Kanun yararına bozma isteyen tebliğnamede;
Dosya kapsamına göre, müştekiler vekili tarafından verilen şikâyet dilekçesi ile müşteki ve şüphelilerin ...Apartmanında ikamet ettikleri, şüpheliler tarafından bina yöneticisi seçimi yapılacağı söylenerek müştekilerin kat malikleri karar defter tutanağına imza atmalarının temin edildiği, 19/07/2014 tarihinde anılan apartmanın kat malikleri toplantısı yapılmadığı hâlde bahse konu tarihte kat malikleri toplanarak apartman yöneticisi seçimi ile birlikte bina çatısının yapımına ve kat maliklerinin sorumlu olacakları miktarların tespitine dair karar verilerek karar defter tutanağının düzenlendiği yönündeki iddialarda bulunması üzerine başlatılan soruşturmada, kat malikleri toplanmadan karar defter tutanağına elden imza alınmasının suç olarak öngörülmediği gerekçesiyle kovuşturmaya yer olmadığına dair karar verilmiş ise de; 19/07/2014 tarihinde kat malikleri kurulu toplanmadığı halde toplantı yapılmış ve çatı yapımı yönünde birlikte karar alınmış gibi aynı tarihli karar tutanağı düzenlenmesinin özel belgede sahtecilik suçuna vücut vereceği, tanık müşteki ve şüphelilerin anlatımlarına nazaran mevcut delillerin takdir ve değerlendirilmesinin mahkemesine ait olduğu cihetle, itirazın bu yönden kabul edilmesi gerekirken, yazılı şekilde reddine karar verilmesinde isabet görülmediğinden 5271 Sayılı CMK.nun 309. maddesi uyarınca anılan kararın bozulması lüzumu kanun yararına bozma talebine dayanılarak ihbar olunmuştur.
GEREĞİ DÜŞÜNÜLDÜ:
Yalan tanıklık ve güveni kötüye kullanmak suçlarından şüpheliler ..., ..., ... ve ... haklarında yapılan soruşturma evresi sonucunda ... Cumhuriyet Başsavcılığınca verilen 21/10/2015 tarihli ve 2015/3394 soruşturma, 2015/2112 sayılı kovuşturmaya yer olmadığına dair karara karşı yapılan itirazın reddine dair ...Sulh Ceza Hâkimliğinin 03/02/2016 tarihli ve 2015/4665 değişik iş sayılı kararını kapsayan dosya incelendi.
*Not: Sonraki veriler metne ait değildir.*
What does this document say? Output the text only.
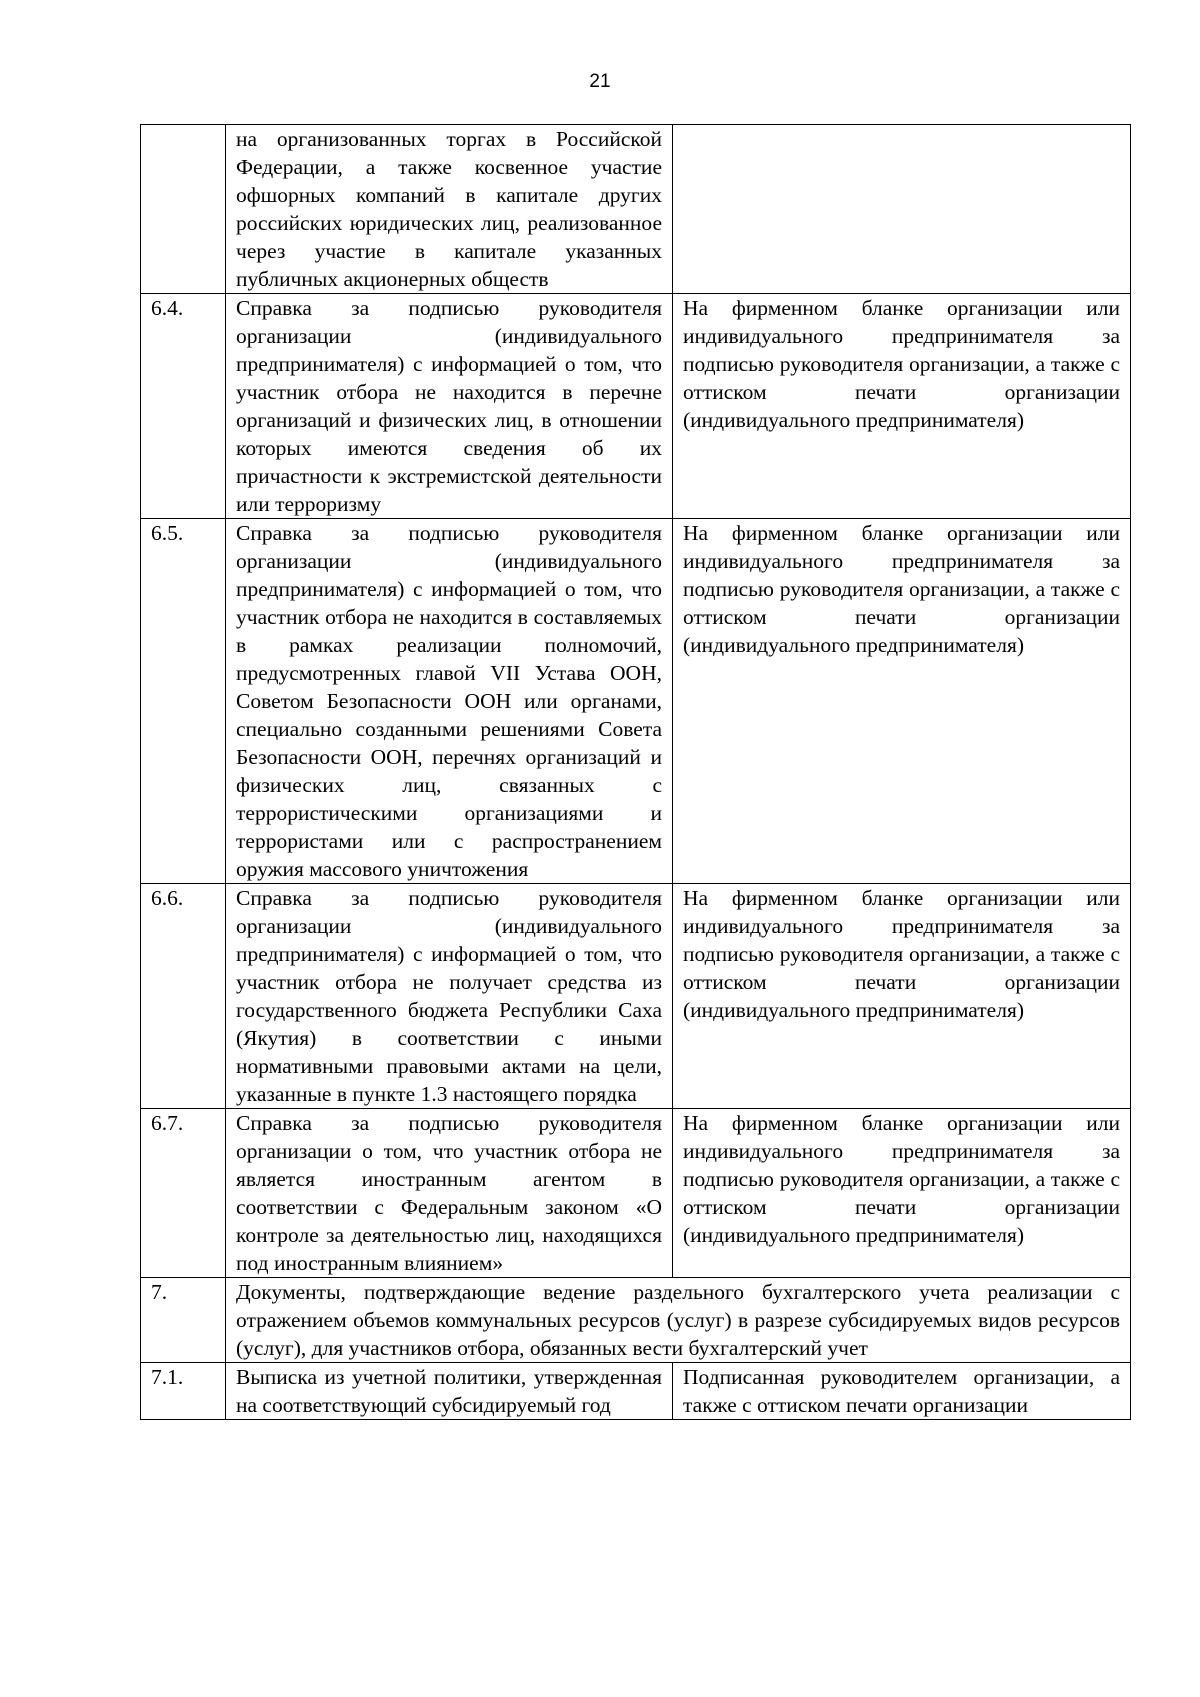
21
	на организованных торгах в Российской Федерации, а также косвенное участие офшорных компаний в капитале других российских юридических лиц, реализованное через участие в капитале указанных публичных акционерных обществ	
6.4.	Справка за подписью руководителя организации (индивидуального предпринимателя) с информацией о том, что участник отбора не находится в перечне организаций и физических лиц, в отношении которых имеются сведения об их причастности к экстремистской деятельности или терроризму	На фирменном бланке организации или индивидуального предпринимателя за подписью руководителя организации, а также с оттиском печати организации (индивидуального предпринимателя)
6.5.	Справка за подписью руководителя организации (индивидуального предпринимателя) с информацией о том, что участник отбора не находится в составляемых в рамках реализации полномочий, предусмотренных главой VII Устава ООН, Советом Безопасности ООН или органами, специально созданными решениями Совета Безопасности ООН, перечнях организаций и физических лиц, связанных с террористическими организациями и террористами или с распространением оружия массового уничтожения	На фирменном бланке организации или индивидуального предпринимателя за подписью руководителя организации, а также с оттиском печати организации (индивидуального предпринимателя)
6.6.	Справка за подписью руководителя организации (индивидуального предпринимателя) с информацией о том, что участник отбора не получает средства из государственного бюджета Республики Саха (Якутия) в соответствии с иными нормативными правовыми актами на цели, указанные в пункте 1.3 настоящего порядка	На фирменном бланке организации или индивидуального предпринимателя за подписью руководителя организации, а также с оттиском печати организации (индивидуального предпринимателя)
6.7.	Справка за подписью руководителя организации о том, что участник отбора не является иностранным агентом в соответствии с Федеральным законом «О контроле за деятельностью лиц, находящихся под иностранным влиянием»	На фирменном бланке организации или индивидуального предпринимателя за подписью руководителя организации, а также с оттиском печати организации (индивидуального предпринимателя)
7.	Документы, подтверждающие ведение раздельного бухгалтерского учета реализации с отражением объемов коммунальных ресурсов (услуг) в разрезе субсидируемых видов ресурсов (услуг), для участников отбора, обязанных вести бухгалтерский учет	
7.1.	Выписка из учетной политики, утвержденная на соответствующий субсидируемый год	Подписанная руководителем организации, а также с оттиском печати организации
Dosya kapsamına göre, müştekiler vekili tarafından verilen şikâyet dilekçesi ile müşteki ve şüphelilerin ... Apartmanında ikamet ettikleri, şüpheliler tarafından bina yöneticisi seçimi yapılacağı söylenerek müştekilerin kat malikleri karar defter tutanağına imza atmalarının temin edildiği, 19/07/2014 tarihinde anılan apartmanın kat malikleri toplantısı yapılmadığı hâlde bahse konu tarihte kat malikleri toplanarak apartman yöneticisi seçimi ile birlikte bina çatısının yapımına ve kat maliklerinin sorumlu olacakları miktarların tespitine dair karar verilerek karar defter tutanağının düzenlendiği yönündeki iddialarda bulunması üzerine başlatılan soruşturmada, kat malikleri toplanmadan karar defter tutanağına elden imza alınmasının suç olarak öngörülmediği gerekçesiyle kovuşturmaya yer olmadığına dair karar verilmiş ise de; 19/07/2014 tarihinde kat malikleri kurulu toplanmadığı halde toplantı yapılmış ve çatı yapımı yönünde birlikte karar alınmış gibi aynı tarihli karar tutanağı düzenlendiği iddiasının tanık, müşteki ve şüphelilerin anlatımları nazara alınarak mevcut delillerin takdir ve değerlendirilmesinin mahkemesine ait olduğu cihetle, itirazın bu yönden kabul edilmesi gerekirken, yazılı şekilde reddine karar verilmesi
Kanun yararına bozmaya atfen düzenlenen ihbarnamedeki düşünce yerinde görüldüğünden...Sulh Ceza Hakimliğinin 03/02/2016 tarih ve 2016/4665 değişik iş sayılı kararının 5271 sayılı CMK"nın 309/4-a maddesi gereğince BOZULMASINA, bozma nedenine göre müteakip işlemlerin mahallinde mahkemesince yerine getirilmesine, 09/11/2016 tarihinde oybirliğiyle karar verildi.